Przedstawione rozważania zostały przeprowadzone przy dokonanym przez skarżącą założeniu, że w postępowaniu przed sądem polubownym znaleźć winna zastosowanie zasada wyrażona w art. 321 § 1 k.p.c., z pominięciem tezy postawionej na wstępie i będącej pierwszoplanową podstawą uznania drugiego z zarzutów skargi za niezasadny, zgodnie z którą zasada dyspozycyjności nie należy do podstawowych zasad porządku prawnego Rzeczypospolitej Polskiej. Rozważania te prowadzą do wniosku, że kontrola zaskarżonego wyroku dokonana pod kątem zachowania przez sąd polubowny art. 321 § 1 k.p.c. wskazuje na brak naruszenia omawianego przepisu. Tym samym - abstrahując od przedstawionego na wstępie założenia, zgodnie z którym zasada dyspozycyjności nie należy do podstawowych zasad porządku prawnego Rzeczypospolitej Polskiej - nie można mówić o naruszeniu przez sąd polubowny zasady dyspozycyjności.

Konsekwentnie nie można przyjąć, że miało miejsce uchybienie zasadzie równości stron, co zdaniem skarżącej miałoby być następstwem naruszenia zasady dyspozycyjności.
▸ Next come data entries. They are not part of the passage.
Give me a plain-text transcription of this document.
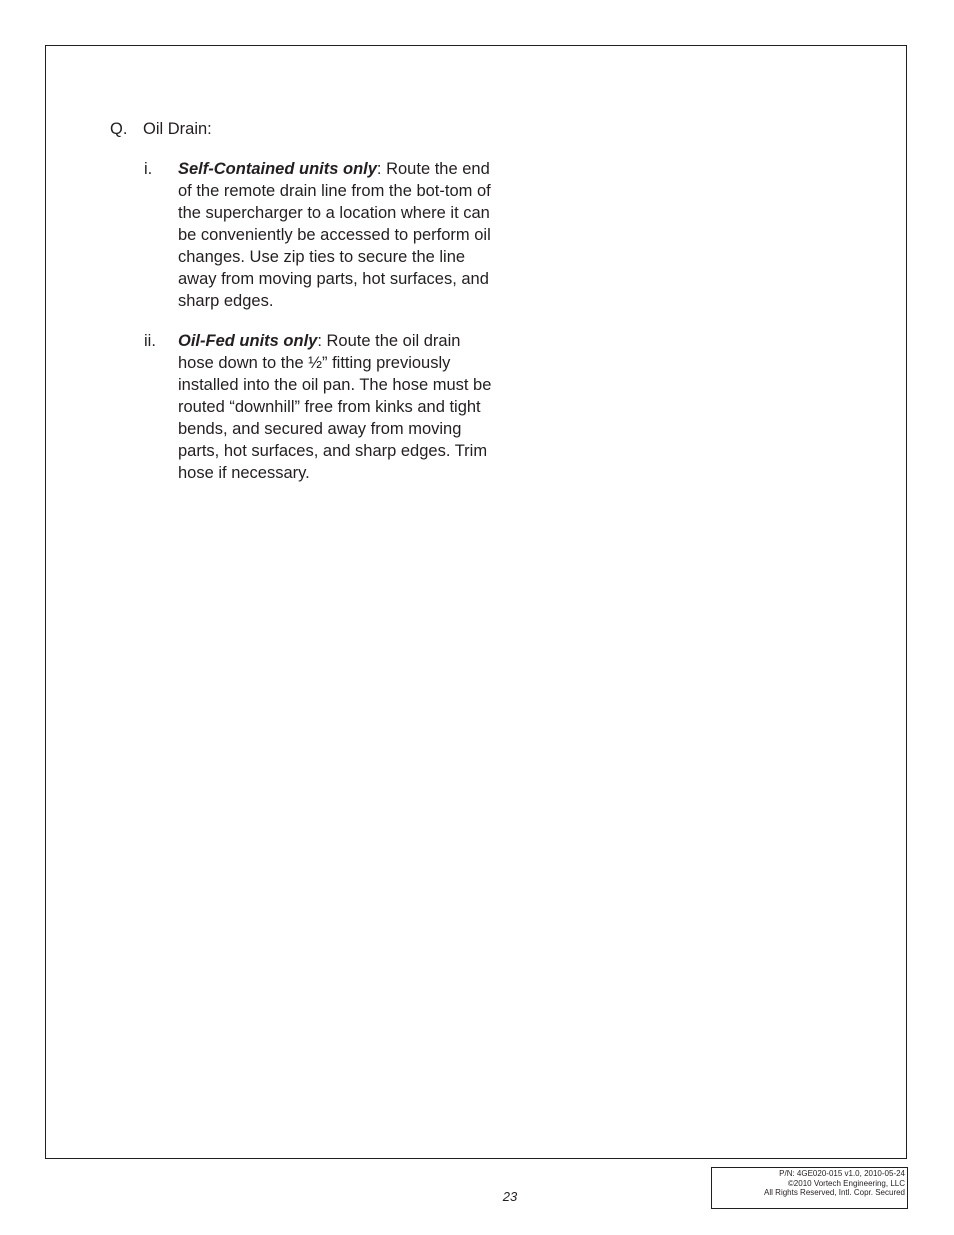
Q. Oil Drain:
i.	Self-Contained units only: Route the end of the remote drain line from the bot-tom of the supercharger to a location where it can be conveniently be accessed to perform oil changes. Use zip ties to secure the line away from moving parts, hot surfaces, and sharp edges.
ii.	Oil-Fed units only: Route the oil drain hose down to the ½” fitting previously installed into the oil pan. The hose must be routed “downhill” free from kinks and tight bends, and secured away from moving parts, hot surfaces, and sharp edges. Trim hose if necessary.
23
P/N: 4GE020-015 v1.0, 2010-05-24
©2010 Vortech Engineering, LLC
All Rights Reserved, Intl. Copr. Secured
W oparciu o przedstawione wyżej rozważania skarga podlegała oddaleniu, w postępowaniu przez sądem polubownym nie doszło bowiem do naruszenia zasad porządku prawnego Rzeczypospolitej Polskiej wskazanych w skardze, ani żadnych innych zasad porządku prawnego Rzeczypospolitej Polskiej.

O kosztach procesu Sąd orzekł na podstawie art. 108 § 1 k.p.c. i 98 § 1 i 2 k.p.c. oraz przepisów Rozporządzenia Ministra Sprawiedliwości z dnia 28 września 2002 roku w sprawie opłat za czynności radców prawnych (Dz. U. Nr 163, poz. 1349 z 2002 roku), przy założeniu, że uczestniczka spółka (...) jest stroną wygrywającą proces w całości. Na zasądzone koszty składają się: 7.200 zł - koszty zastępstwa procesowego, 17 zł - opłata skarbowa od pełnomocnictwa.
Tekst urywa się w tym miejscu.